I am thrilled to learn that sugar is good for me. I have a sweet tooth, and i do not overindulge...Thank you for sharing..


d.william profile image

d.william 3 years ago from Somewhere in the south Author

http://hubpages.com/@alwaysexploring

Thanks for your comments. You just reminded me of something i forgot to include in this hub. I forgot to add that the 'bad' thing about sugar, is not that sugar itself is 'bad' for you (unless you are diabetic of course), but that it is the addictiveness of that condition of having a "sweet tooth" that many of us suffer from.
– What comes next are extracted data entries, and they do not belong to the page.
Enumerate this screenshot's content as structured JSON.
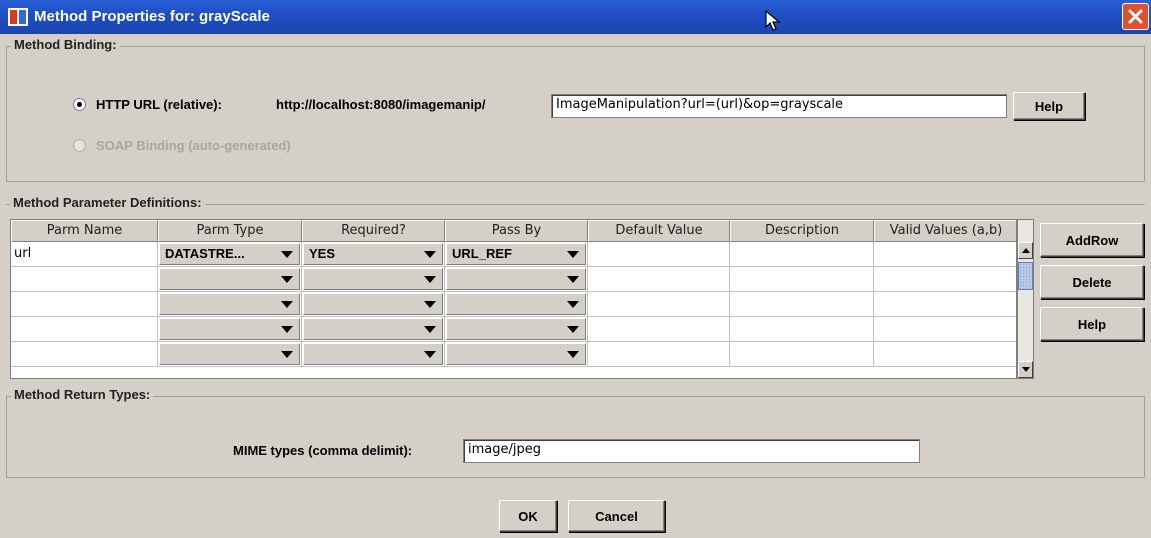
{
  "window": {
    "title": "Method Properties for: grayScale"
  },
  "binding": {
    "group_label": "Method Binding:",
    "http_label": "HTTP URL (relative):",
    "base_url": "http://localhost:8080/imagemanip/",
    "url_value": "ImageManipulation?url=(url)&op=grayscale",
    "help_label": "Help",
    "soap_label": "SOAP Binding (auto-generated)"
  },
  "params": {
    "group_label": "Method Parameter Definitions:",
    "columns": [
      "Parm Name",
      "Parm Type",
      "Required?",
      "Pass By",
      "Default Value",
      "Description",
      "Valid Values (a,b)"
    ],
    "rows": [
      {
        "name": "url",
        "type": "DATASTRE...",
        "required": "YES",
        "pass_by": "URL_REF",
        "default": "",
        "description": "",
        "valid": ""
      },
      {
        "name": "",
        "type": "",
        "required": "",
        "pass_by": "",
        "default": "",
        "description": "",
        "valid": ""
      },
      {
        "name": "",
        "type": "",
        "required": "",
        "pass_by": "",
        "default": "",
        "description": "",
        "valid": ""
      },
      {
        "name": "",
        "type": "",
        "required": "",
        "pass_by": "",
        "default": "",
        "description": "",
        "valid": ""
      },
      {
        "name": "",
        "type": "",
        "required": "",
        "pass_by": "",
        "default": "",
        "description": "",
        "valid": ""
      }
    ],
    "buttons": {
      "addrow": "AddRow",
      "delete": "Delete",
      "help": "Help"
    }
  },
  "returns": {
    "group_label": "Method Return Types:",
    "mime_label": "MIME types (comma delimit):",
    "mime_value": "image/jpeg"
  },
  "footer": {
    "ok": "OK",
    "cancel": "Cancel"
  },
  "icons": {
    "app": "app-logo-icon",
    "close": "close-icon",
    "cursor": "mouse-pointer-icon",
    "dropdown": "chevron-down-icon"
  }
}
It gives such pleasurable tastes to otherwise, bitter, or unusual flavors, that it is certainly addictive in that respect. Children learn early that anything with this pleasantly 'sweet' taste is more pleasurable to eat than those foods that one must acquire a taste for. Therein lies the dilemma, it can be qualified as being "bad" for us on a psychological level rather than on a physiological level.
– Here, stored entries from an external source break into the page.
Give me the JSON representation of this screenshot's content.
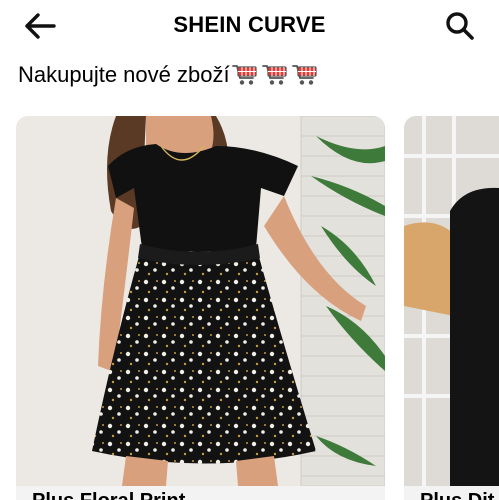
{
  "header": {
    "title": "SHEIN CURVE",
    "back_icon": "arrow-left-icon",
    "search_icon": "search-icon"
  },
  "promo": {
    "text": "Nakupujte nové zboží",
    "cart_icon": "shopping-cart-icon",
    "cart_count": 3
  },
  "products": [
    {
      "name": "Plus Floral Print..."
    },
    {
      "name": "Plus Dit..."
    }
  ],
  "colors": {
    "cart_red": "#e53935",
    "card_bg": "#f3f3f3"
  }
}
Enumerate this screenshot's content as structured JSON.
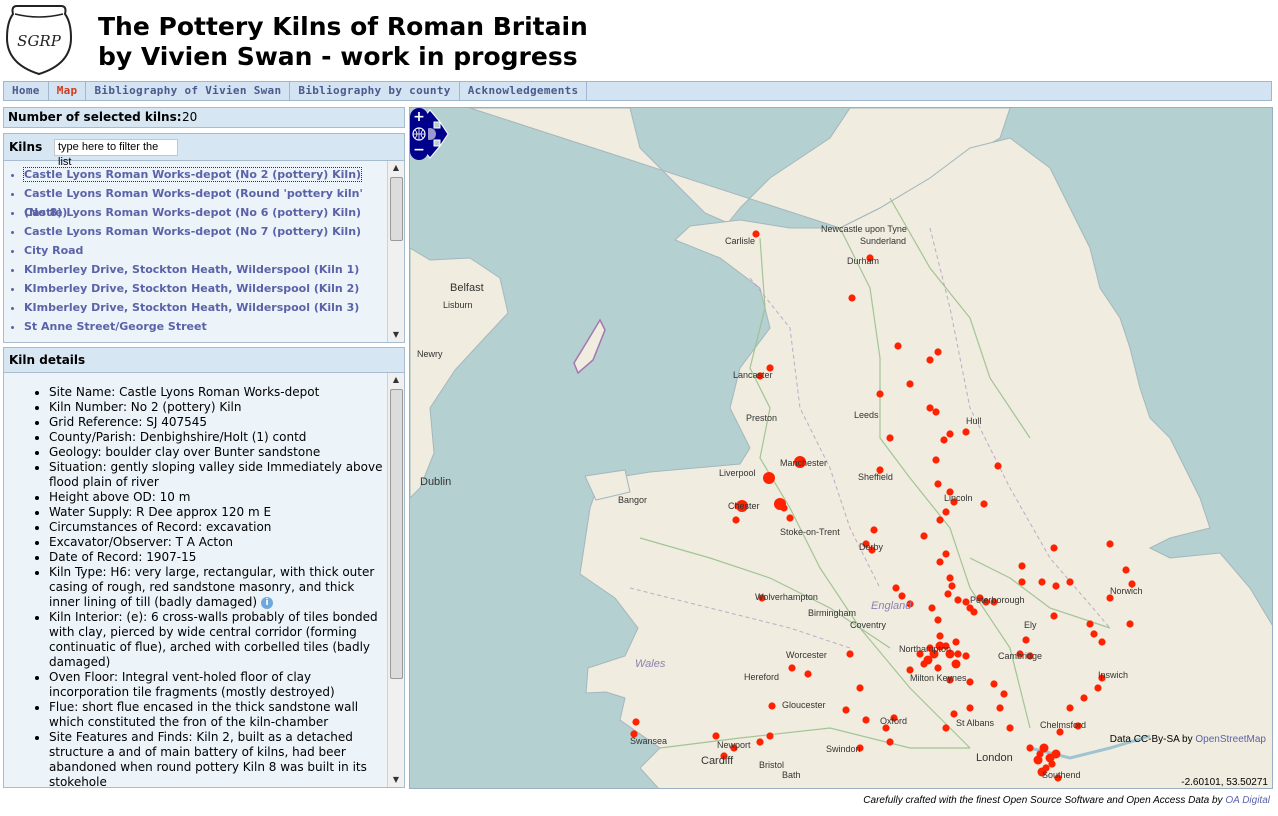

So, awareness of this potential is certainly imperative to teach children who only want that sweet taste in their foods.

Food manufacturers take advantage of this and put it in everything just to sell their wares, and have little or not concern for the health, and safety, benefits of their food additives.

It really IS all about money and profits after all, isn't it? Sad.
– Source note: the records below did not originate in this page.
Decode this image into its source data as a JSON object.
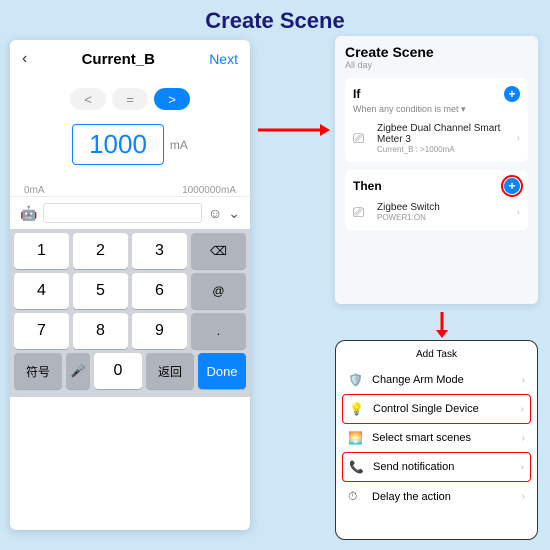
{
  "title": "Create Scene",
  "left": {
    "back": "‹",
    "title": "Current_B",
    "next": "Next",
    "ops": {
      "lt": "<",
      "eq": "=",
      "gt": ">"
    },
    "value": "1000",
    "unit": "mA",
    "range_min": "0mA",
    "range_max": "1000000mA",
    "emoji_btn": "☺",
    "robot_btn": "🤖",
    "chev": "⌄",
    "keys": {
      "r1": [
        "1",
        "2",
        "3",
        "⌫"
      ],
      "r2": [
        "4",
        "5",
        "6",
        "@"
      ],
      "r3": [
        "7",
        "8",
        "9",
        "."
      ],
      "r4": [
        "符号",
        "0",
        "返回",
        "Done"
      ],
      "extra": "🎤"
    }
  },
  "scene": {
    "heading": "Create Scene",
    "subtitle": "All day",
    "if_label": "If",
    "if_sub": "When any condition is met ▾",
    "if_item_name": "Zigbee Dual Channel Smart Meter 3",
    "if_item_sub": "Current_B : >1000mA",
    "then_label": "Then",
    "then_item_name": "Zigbee Switch",
    "then_item_sub": "POWER1:ON",
    "plus": "+",
    "chev": "›",
    "dev_icon": "⎚"
  },
  "task": {
    "title": "Add Task",
    "rows": [
      {
        "icon": "🛡️",
        "label": "Change Arm Mode",
        "hl": false,
        "color": "#7b4dff"
      },
      {
        "icon": "💡",
        "label": "Control Single Device",
        "hl": true,
        "color": "#ffb300"
      },
      {
        "icon": "🌅",
        "label": "Select smart scenes",
        "hl": false,
        "color": "#ff6b4a"
      },
      {
        "icon": "📞",
        "label": "Send notification",
        "hl": true,
        "color": "#22c38a"
      },
      {
        "icon": "⏱",
        "label": "Delay the action",
        "hl": false,
        "color": "#555"
      }
    ],
    "chev": "›"
  }
}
LongTimeMother profile image

LongTimeMother 3 years ago from Australia

Ah, the key point in your hub is that natural sugar is not bad for you. Sadly, most people never get anywhere near natural sugar.

I grow organic stevia plants to provide my natural sweetener. If I lived in a climate where I could grow my own sugar cane, I'd use it. When I'm not using stevia, I use pure honey. I'm at that point where I like to feed my family foods in their natural form, not foods that rely on factories and processing.

Interesting hub. Voted up!


d.william profile image

d.william 3 years ago from Somewhere in the south Author

http://hubpages.com/@longtimemother

Thanks for reading and commenting. I rarely, if ever, eat any kind of ''processed'' foods, and now that genetically modified corn has been allowed to be sold in the US, i avoid anything that has any kind of corn products in them, and that includes eating animals that are fed corn for their diets. I won't even feed my pets anything with corn products in them. Ergo, i am now a vegetarian. I never thought about growing stevia, frankly i had never even heard of it before it went on the market as another sugar substitute.


KoffeeKlatch Gals profile image

KoffeeKlatch Gals 3 years ago from Sunny Florida

I also am glad to hear sugar is good for me. The trick is to not eat too much. A moment on the lips is a lifetime on the hips. Up and interesting.


d.william profile image

d.william 3 years ago from Somewhere in the south Author

http://hubpages.com/@koffeeklatchgals

thanks for reading and commenting. Sugar is a natural product composed of carbon,hydrogen and oxygen. Everything we eat is converted to glucose, as is sugar. That glucose is the fuel we need to maintain healthy bodies.

Nothing is good for us if we use it in excess. Of course there are also exceptions such as with diabetics who take in too much sugar when they cannot make insulin enough to convert the sugar.